To further evaluate the significance of depression and BMI on delay discounting scores, a multiple regression analysis was computed with BMI and HAMD scores assessed. A total score for atypical items on the HAMD was also calculated for each participant, and a multiple regression analysis was computed for each food type, with BMI, HAMD scores, and the total score for items used to assess atypical depression included as predictor variables; delay discounting scores were the dependent variables. Raw scores, and not categories, were assessed for BMI and HAMD in the regression analysis. All tests were computed at a. 05 level of significance.
Results
Of the 92 participants, mean/SD age was 19.5±1.2 years, mean height was 167.6±9.9 cm, and mean weight was 78.5±12.4 kg. BMI scores ranged from 20.1 to 34.1 kg/m2 with a mean/SD of 27.9±3.5 kg/m2. HAMD-17 scores ranged from 4 to 32 with a mean/SD score of 14.7±7.7. Table 2 depicts delay gratification scores by depression category. For all analyses reported here, there were no significant effects of sex (p >. 07 for all tests); the covariate for the ANCOVA was evaluated at the following value: hunger rating = 3.12.

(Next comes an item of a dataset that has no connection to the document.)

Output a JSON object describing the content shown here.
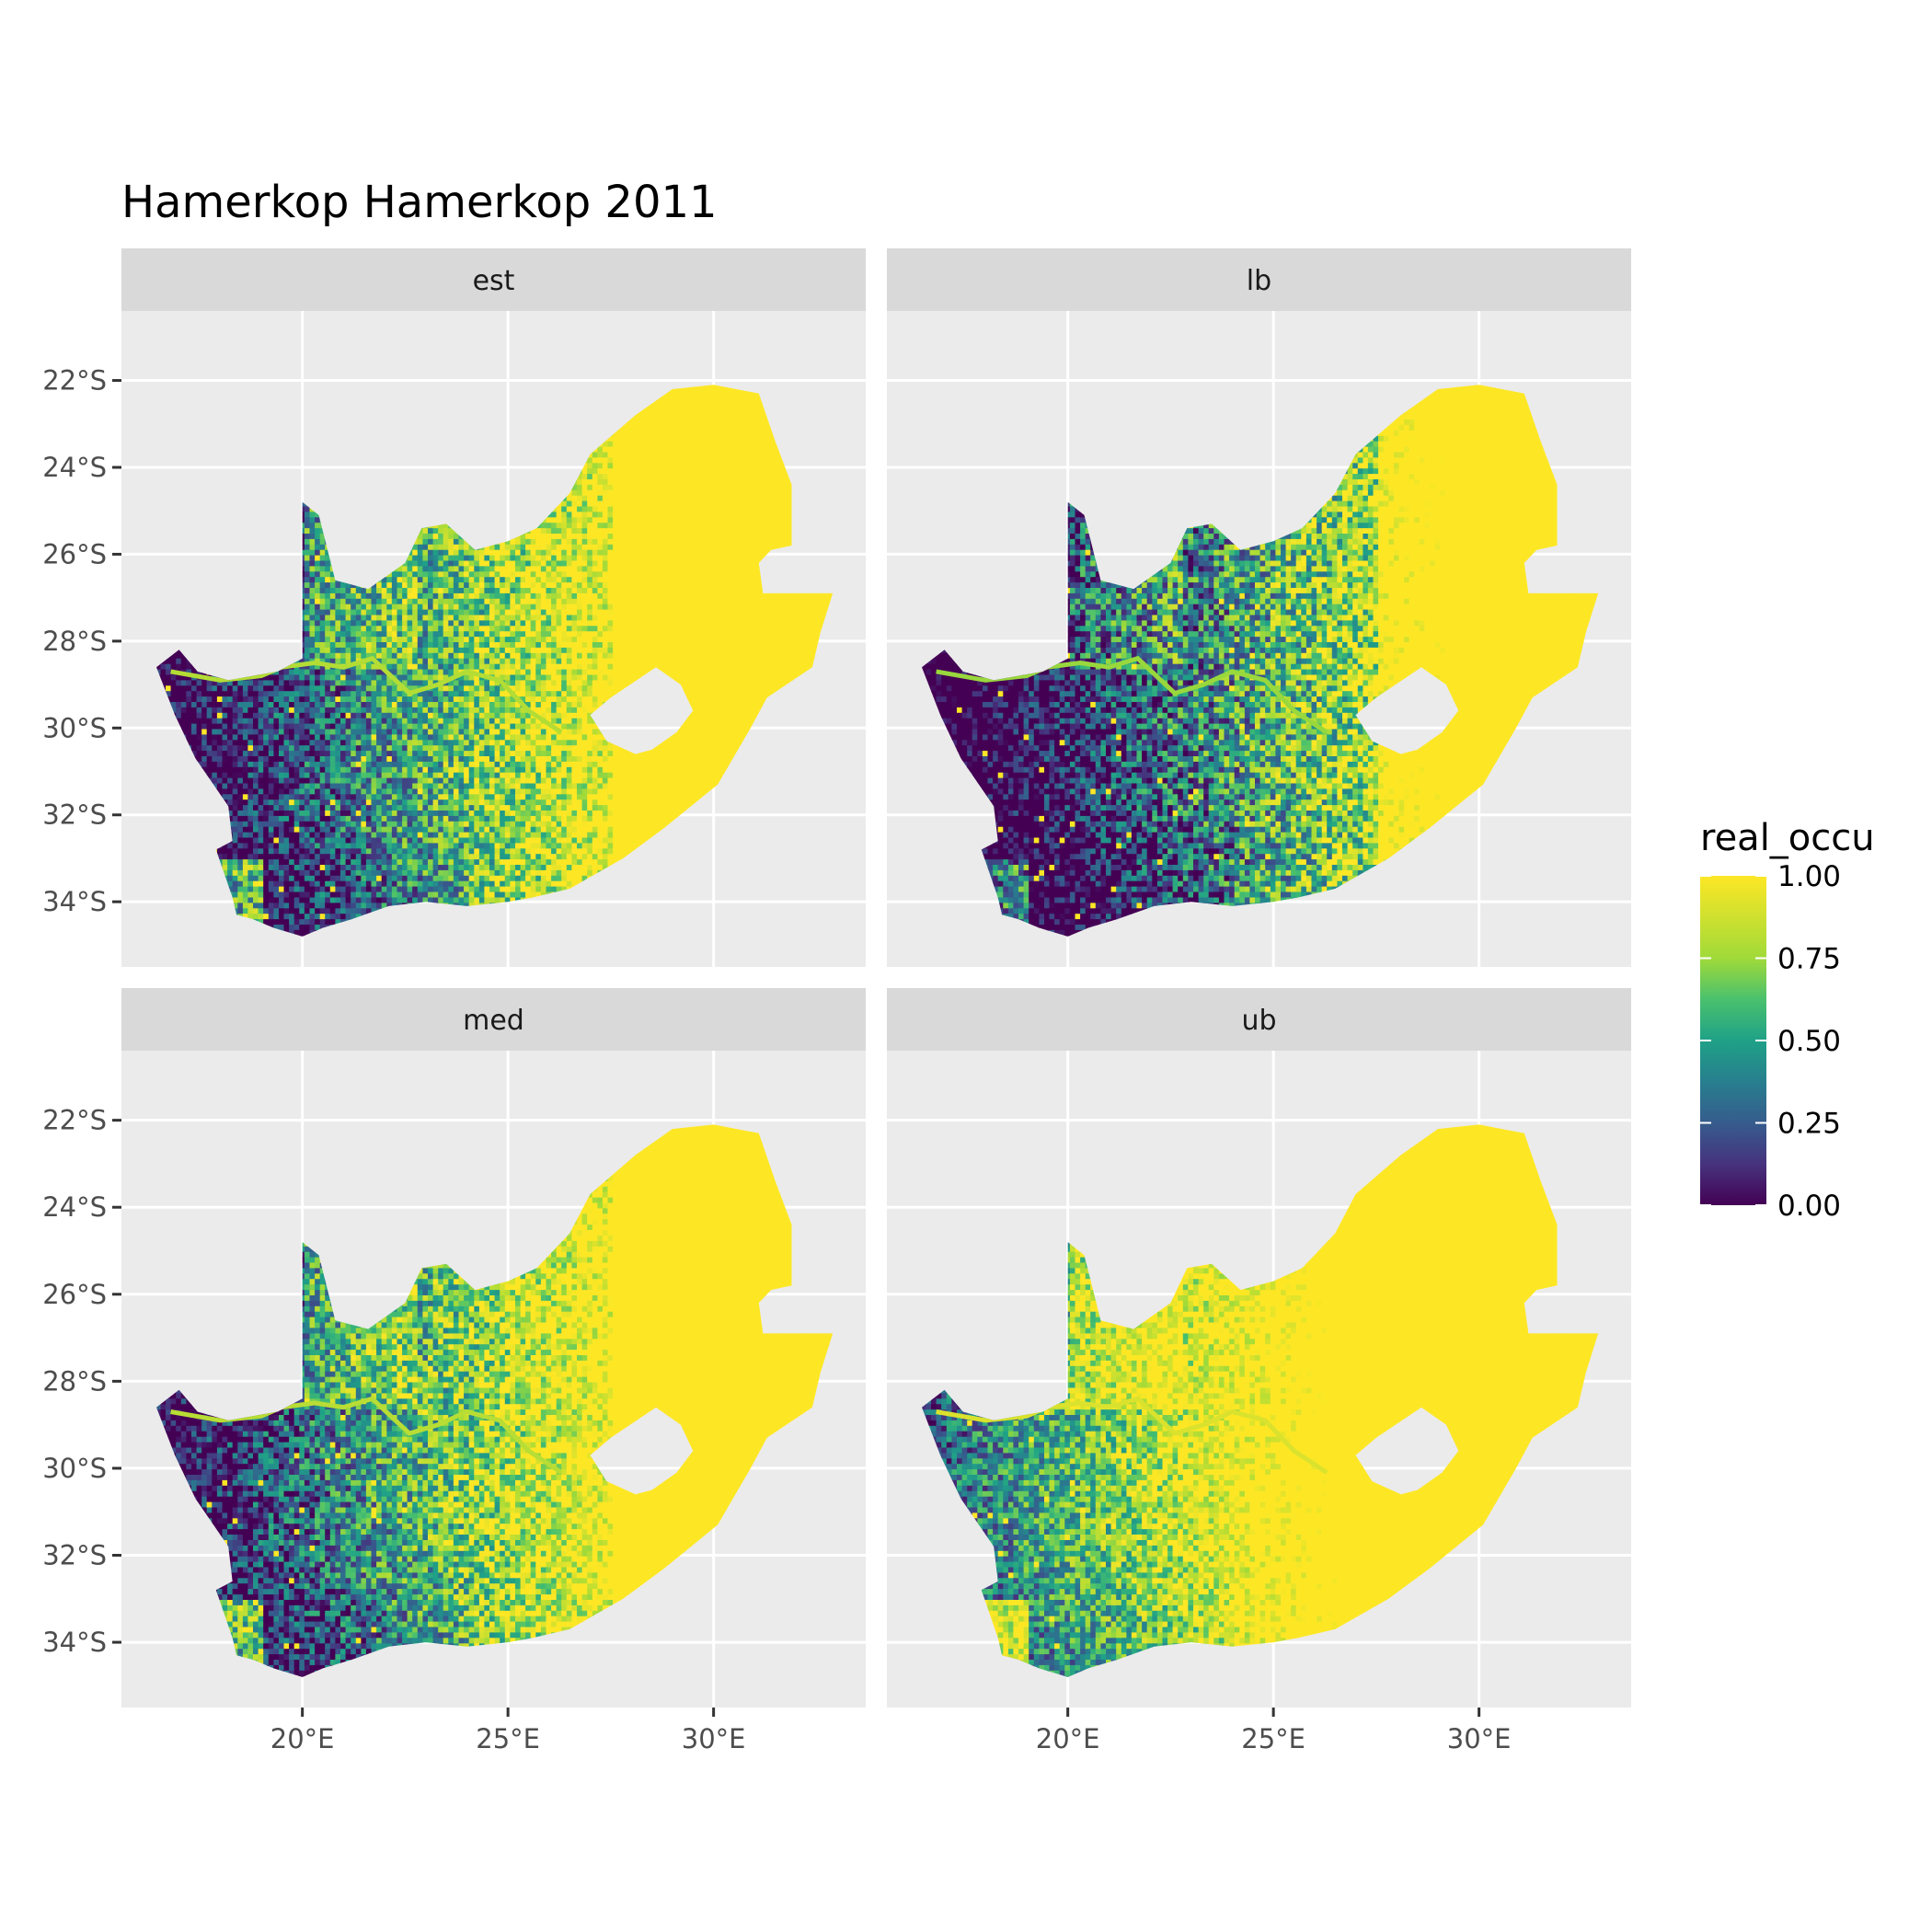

Table 2. Delay discounting scores for participants in each category of depression.
Delay Discounting Scores | |||||||||
---|---|---|---|---|---|---|---|---|---|
Dessert | Fried Food | Fruit | Vegetable | ||||||
HAMD-17 | N | M | SD | M | SD | M | SD | M | SD |
TOTALS | 92 | 4.82 | 2.96 | 4.32 | 2.65 | 4.34 | 2.75 | 3.76 | 2.81 |
Normal (0–7) | 20 | 7.03 | 1.99 | 6.95 | 1.76 | 5.65 | 2.13 | 4.85 | 2.66 |
Mild-Moderate (8–18) | 41 | 4.99 | 2.76 | 4.18 | 2.14 | 4.54 | 2.88 | 3.83 | 2.81 |
Severe-Very Severe (> 18) | 31 | 2.34 | 2.20 | 2.60 | 2.24 | 2.65 | 2.65 | 3.16 | 2.97 |
The analyses of delay discounting scores for depression and BMI were evaluated using both continuous and categorical cut-points on HAMD. Values given by sample size (N), means (M), and standard deviations (SD). Details of analyses are given in text.
Dependent variable: Dessert
With dessert as the food type, the ANCOVA showed a significant main effect of depression, F(2, 73) = 15.55, p <. 001 (R 2 = .30), and as shown in Fig. 2, a significant depression × BMI interaction, F(4, 73) = 7.76, p <. 001 (R 2 = .30). The main effect showed that delay discounting scores were significantly different for each pairwise comparison: normal-moderate (95% CI 0.42, 3.65), moderate-severe (95% CI 1.24, 4.06), and normal-severe (95% CI 2.99, 6.39). The main effect showed that more severe depression was associated with lower delay discounting scores, or more impulsive food choices. To assess the depression × BMI interaction, a one-way between-subjects ANCOVA was computed for BMI at each level of depression; hunger ratings were again included as a covariate. BMI was a significant factor for those with normal, F(2, 16) = 42.94, p <. 001 (R 2 = .84), moderate, F(2, 37) = 4.11, p = .025 (R 2 = .18), and severe depression, F(2, 27) = 9.02, p = .001 (R 2 = .40). Post hoc analyses showed that, compared to lean weight participants, obese participants with moderate (lean-obese: 95% CI 0.08, 5.72), and severe depression (lean-obese: 95% CI 1.75, 7.04) had significantly lower delay discounting scores (more impulsive choices). For the no depression (normal) group, the opposite effect was observed: delay discounting scores were lower for lean compared to obese participants (lean-obese: 95% CI -3.11, -5.75). A multiple regression analysis further showed a significantly predictive model, F(3, 88) = 61.58, p <. 001 (R 2 = .68), with HAMD scores (β = -.197, p = .013), BMI (β = -.239, p <. 001), and scores for atypical symptoms of depression (β = -.637, p <. 001) each independently predicting significant variance in delay discounting scores with dessert as the food type.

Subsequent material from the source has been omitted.